Reasonable doubts have been raised about whether the large quantity of bones tucked away in museum drawers and cabinets are really of scientific value. In fact, these are frequently studied by physical anthropologists and their students. The techniques of statistical research require as large a sample as possible so that generalizations can be well formulated. In addition, bones that have already been examined may be needed again when new analytic techniques are developed. Only recently has it been possible to extract antibodies and genetic materials from ancient bones, making it possible to trace the evolution of specific human diseases. Future laboratory advances in dating bones and in determining the source of artifact materials will also require these objects to be available for study. Finally, the bones belonging to particular tribes are precisely those that are most valuable to historical studies of those tribes.

But even if it were true that the bones, once examined, need never be studied again, the demand that they be reburied conflicts with the scholarly requirement to preserve data. If research data are destroyed, there can be no basis on which to challenge honest but possibly erroneous conclusions. Reburying bones and artifacts is the equivalent of the historian burning documents after he has studied them. Thus, repatriation is not merely an inconvenience but makes it impossible for scientists to carry out a genuinely scientific study of American Indian prehistory. Furthermore, it negates scientific work that has already been done, since the evidence on which that work was based is now to be buried.

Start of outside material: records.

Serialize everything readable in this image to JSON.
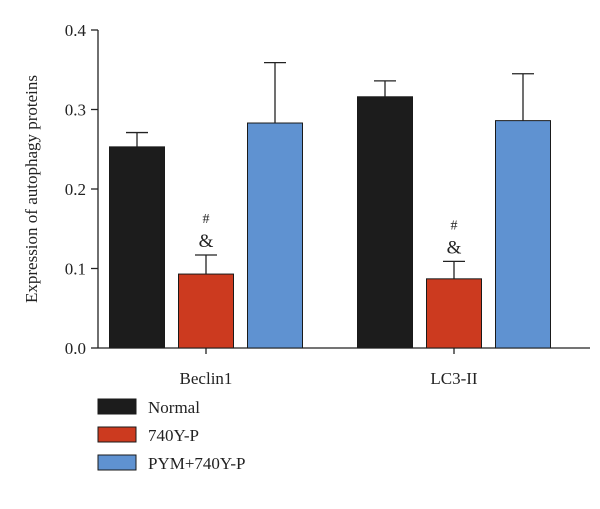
{
  "chart_data": {
    "type": "bar",
    "categories": [
      "Beclin1",
      "LC3-II"
    ],
    "series": [
      {
        "name": "Normal",
        "color": "#1c1c1c",
        "values": [
          0.253,
          0.316
        ],
        "errors": [
          0.018,
          0.02
        ],
        "annotations": [
          "",
          ""
        ]
      },
      {
        "name": "740Y-P",
        "color": "#cc3a1f",
        "values": [
          0.093,
          0.087
        ],
        "errors": [
          0.024,
          0.022
        ],
        "annotations": [
          "#\n&",
          "#\n&"
        ]
      },
      {
        "name": "PYM+740Y-P",
        "color": "#5f92d1",
        "values": [
          0.283,
          0.286
        ],
        "errors": [
          0.076,
          0.059
        ],
        "annotations": [
          "",
          ""
        ]
      }
    ],
    "ylabel": "Expression of autophagy proteins",
    "xlabel": "",
    "title": "",
    "ylim": [
      0,
      0.4
    ],
    "yticks": [
      0.0,
      0.1,
      0.2,
      0.3,
      0.4
    ],
    "ytick_labels": [
      "0.0",
      "0.1",
      "0.2",
      "0.3",
      "0.4"
    ],
    "grid": false,
    "legend_position": "bottom-left"
  }
}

Repatriation also raises other issues. It is a violation of a museum's public trust to give away materials that it has held legally and at public expense. A similar violation is involved when a museum has received those materials from a private donor or at a private donor's expense. In particular, such action ignores many Indians who donated or sold materials on the understanding that these items would go into a permanent repository for the benefit of future generations of Indians.

An entire field of academic study may be put out of business. It has become impossible for a field archaeologist to conduct a large- scale excavation in the United States without violating some law or statute. The result is that archaeology students are now steered away from digs where they might actually find some American Indian remains. American archaeology is an expiring subject of study - one in which students no longer choose to specialize. Instead, they specialize in the archaeology of other countries, where they will be allowed to conduct their research and have some assurance that their collections will be preserved.

Scientific disciplines are not immune to change, but scientific ideal is that these changes are the consequence of new discoveries and theories driven by developments internal to science, and not imposed from without. It may therefore be questioned whether the repatriation movement is not a massive invasion of the freedom of scholarly and scientific discipline to define their own goals and chart their own course.

What the activists know about the Indians' past depends almost entirely on the records of European explorers, missionaries, and settlers, and on the studies of past and present historians, ethnographers, anthropologists and archaeologists. These scholars and scientists often thought of themselves as helping the American Indian to preserve his heritage. A great many Indians, past and present, share or shared that conviction. It would be interesting to know whether a majority of living persons of Indian descent actually favor reburial or the continued preservation, display, and study of Indian remains and artifacts.